The bank looks for $1,275 gold in the first quarter and $1,400 in the final three months of 2017. The 2018 forecast was pegged at $1,375 an ounce.
The bank’s silver forecast was $17.80 for 2017 and $18.50 for 2018.
The Credit Suisse outlook, released Tuesday, called for gold to snap back after falling sharply since the Nov. 8 U.S. presidential election. The decline occurred as bond yields rose on expectations that a higher supply of government debt will be issued to fund deficits, as well as increased expectations for Federal Reserve rate hikes to combat inflation. Exchange-traded-fund holdings of gold have fallen 7%. Additionally, weakness in Indian demand played a role in gold’s recent slide, Credit Suisse said.
Looking ahead, Credit Suisse argues against the view of many pundits that U.S. President-elect Donald Trump’s fiscal policies are likely to hurt gold. The market has factored in an expectation that a mix of U.S. tax cuts, deregulation and infrastructure spending will boost the economy, pushing up real interest rates and strengthening the U.S. dollar.
“We counter that trade protectionism and anti-immigration policies are negative for growth and positive for inflation,” Credit Suisse said.
The bank said it sees higher geopolitical risk than a year ago, in turn meaning greater risk of currency volatility, which can spur a flight to safety benefitting both gold and the U.S. dollar. Besides the surprise results in the U.K. Brexit referendum last summer and U.S. presidential election, upcoming elections will occur in France, Germany and the Netherlands.
“The populist movement which has spread across the U.K. and U.S. has generally been underestimated by polls and we would not discount the potential for the anti-EU movement in Europe to gather more steam,” Credit Suisse said.
Meanwhile, the bank said trade protectionism in the U.S. could spread to Europe.
“Protectionism is generally bad for growth and adds inflation due to tariffs and/or inability to import cheaper goods, a situation which would result in a deeper negative real rate environment,” analysts said.
Also, Credit Suiise expects Chinese and Indian demand to rebound following a weak 2016.

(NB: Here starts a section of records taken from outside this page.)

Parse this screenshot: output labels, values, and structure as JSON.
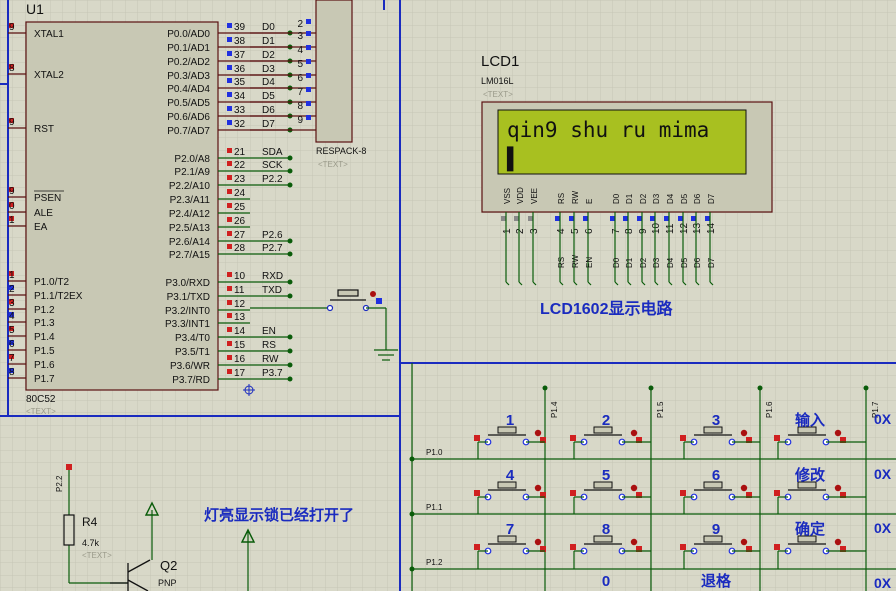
{
  "colors": {
    "background": "#d8d8c8",
    "grid": "#c6c6b6",
    "wire": "#0a5c0a",
    "bus": "#1a2bbf",
    "component_body": "#c8c8b4",
    "lcd_screen": "#a8c020",
    "text_blue": "#1a2bbf",
    "pin_red": "#d02020",
    "pin_blue": "#2030e0"
  },
  "mcu": {
    "ref": "U1",
    "part": "80C52",
    "text_tag": "<TEXT>",
    "left_pins": [
      {
        "num": "19",
        "name": "XTAL1"
      },
      {
        "num": "18",
        "name": "XTAL2"
      },
      {
        "num": "9",
        "name": "RST"
      },
      {
        "num": "29",
        "name": "PSEN"
      },
      {
        "num": "30",
        "name": "ALE"
      },
      {
        "num": "31",
        "name": "EA"
      },
      {
        "num": "1",
        "name": "P1.0/T2"
      },
      {
        "num": "2",
        "name": "P1.1/T2EX"
      },
      {
        "num": "3",
        "name": "P1.2"
      },
      {
        "num": "4",
        "name": "P1.3"
      },
      {
        "num": "5",
        "name": "P1.4"
      },
      {
        "num": "6",
        "name": "P1.5"
      },
      {
        "num": "7",
        "name": "P1.6"
      },
      {
        "num": "8",
        "name": "P1.7"
      }
    ],
    "right_pins": [
      {
        "num": "39",
        "name": "P0.0/AD0",
        "net": "D0"
      },
      {
        "num": "38",
        "name": "P0.1/AD1",
        "net": "D1"
      },
      {
        "num": "37",
        "name": "P0.2/AD2",
        "net": "D2"
      },
      {
        "num": "36",
        "name": "P0.3/AD3",
        "net": "D3"
      },
      {
        "num": "35",
        "name": "P0.4/AD4",
        "net": "D4"
      },
      {
        "num": "34",
        "name": "P0.5/AD5",
        "net": "D5"
      },
      {
        "num": "33",
        "name": "P0.6/AD6",
        "net": "D6"
      },
      {
        "num": "32",
        "name": "P0.7/AD7",
        "net": "D7"
      },
      {
        "num": "21",
        "name": "P2.0/A8",
        "net": "SDA"
      },
      {
        "num": "22",
        "name": "P2.1/A9",
        "net": "SCK"
      },
      {
        "num": "23",
        "name": "P2.2/A10",
        "net": "P2.2"
      },
      {
        "num": "24",
        "name": "P2.3/A11",
        "net": ""
      },
      {
        "num": "25",
        "name": "P2.4/A12",
        "net": ""
      },
      {
        "num": "26",
        "name": "P2.5/A13",
        "net": ""
      },
      {
        "num": "27",
        "name": "P2.6/A14",
        "net": "P2.6"
      },
      {
        "num": "28",
        "name": "P2.7/A15",
        "net": "P2.7"
      },
      {
        "num": "10",
        "name": "P3.0/RXD",
        "net": "RXD"
      },
      {
        "num": "11",
        "name": "P3.1/TXD",
        "net": "TXD"
      },
      {
        "num": "12",
        "name": "P3.2/INT0",
        "net": ""
      },
      {
        "num": "13",
        "name": "P3.3/INT1",
        "net": ""
      },
      {
        "num": "14",
        "name": "P3.4/T0",
        "net": "EN"
      },
      {
        "num": "15",
        "name": "P3.5/T1",
        "net": "RS"
      },
      {
        "num": "16",
        "name": "P3.6/WR",
        "net": "RW"
      },
      {
        "num": "17",
        "name": "P3.7/RD",
        "net": "P3.7"
      }
    ]
  },
  "respack": {
    "label": "RESPACK-8",
    "text_tag": "<TEXT>",
    "pins": [
      "2",
      "3",
      "4",
      "5",
      "6",
      "7",
      "8",
      "9"
    ]
  },
  "lcd": {
    "ref": "LCD1",
    "part": "LM016L",
    "text_tag": "<TEXT>",
    "line1": "qin9 shu ru mima",
    "line2": "▌",
    "pin_names": [
      "VSS",
      "VDD",
      "VEE",
      "RS",
      "RW",
      "E",
      "D0",
      "D1",
      "D2",
      "D3",
      "D4",
      "D5",
      "D6",
      "D7"
    ],
    "pin_numbers": [
      "1",
      "2",
      "3",
      "4",
      "5",
      "6",
      "7",
      "8",
      "9",
      "10",
      "11",
      "12",
      "13",
      "14"
    ],
    "net_labels": [
      "RS",
      "RW",
      "EN",
      "D0",
      "D1",
      "D2",
      "D3",
      "D4",
      "D5",
      "D6",
      "D7"
    ],
    "caption": "LCD1602显示电路"
  },
  "keypad": {
    "row_labels": [
      "P1.0",
      "P1.1",
      "P1.2"
    ],
    "col_labels": [
      "P1.4",
      "P1.5",
      "P1.6",
      "P1.7"
    ],
    "keys": [
      [
        "1",
        "2",
        "3",
        "输入"
      ],
      [
        "4",
        "5",
        "6",
        "修改"
      ],
      [
        "7",
        "8",
        "9",
        "确定"
      ],
      [
        "",
        "0",
        "退格",
        ""
      ]
    ],
    "edge_labels": [
      "0X",
      "0X",
      "0X",
      "0X"
    ]
  },
  "lower_left": {
    "resistor_ref": "R4",
    "resistor_value": "4.7k",
    "resistor_tag": "<TEXT>",
    "net_label": "P2.2",
    "transistor_ref": "Q2",
    "transistor_type": "PNP",
    "note": "灯亮显示锁已经打开了"
  },
  "misc_left_numbers": [
    "9",
    "8",
    "9",
    "9",
    "0",
    "1",
    "1",
    "2",
    "3",
    "4",
    "5",
    "6",
    "7",
    "8"
  ]
}
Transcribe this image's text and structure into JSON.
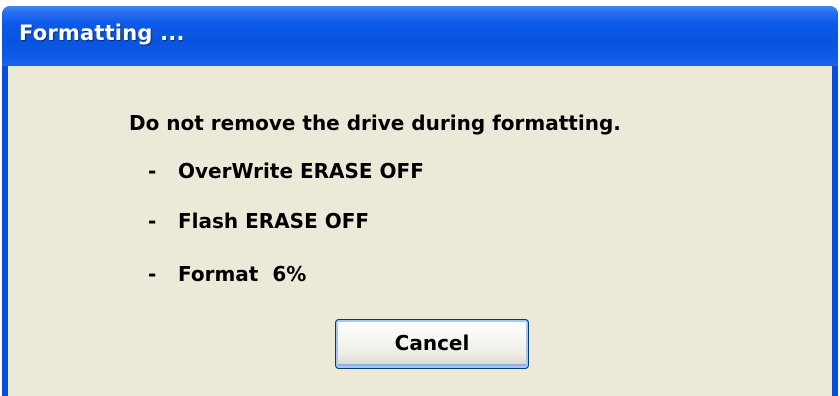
{
  "window": {
    "title": "Formatting ..."
  },
  "dialog": {
    "message": "Do not remove the drive during formatting.",
    "status": [
      {
        "dash": "-",
        "text": "OverWrite ERASE OFF"
      },
      {
        "dash": "-",
        "text": "Flash ERASE OFF"
      },
      {
        "dash": "-",
        "text": "Format",
        "value": "6%"
      }
    ],
    "progress_percent": 6
  },
  "buttons": {
    "cancel_label": "Cancel"
  },
  "colors": {
    "titlebar": "#0a53df",
    "dialog_background": "#ece9d8",
    "button_focus": "#a8c6f2"
  }
}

“In China, we believe the government's efforts to curb capital outflows and concerns regarding local inflation will support gold demand as a store of wealth….The Indian government's decision to de-monetize cash on Nov. 8th may have hurt near-term gold buying, but we believe it reinforces the investment case for gold among Indian buyers, who already have a strong affinity to the metal. The recent price pullback should also stimulate Indian buying, where consumers had to cope with the highest local currency gold prices since 2012 for most of 2016. “
U.S. budget deficits and concerns about the euro could spur further central-bank buying, Credit Suiise said.
Meanwhile, mine supply is likely to remain “challenged” in 2017, Credit Suisse said, forecasting 6% decline by 2018 since the free cash flow that the industry generated in 2016 has gone largely to balance-sheet recapitalization rather than investment in exploration and new projects. Output in 2016 likely declined by around 0.5%, Credit Suiise said.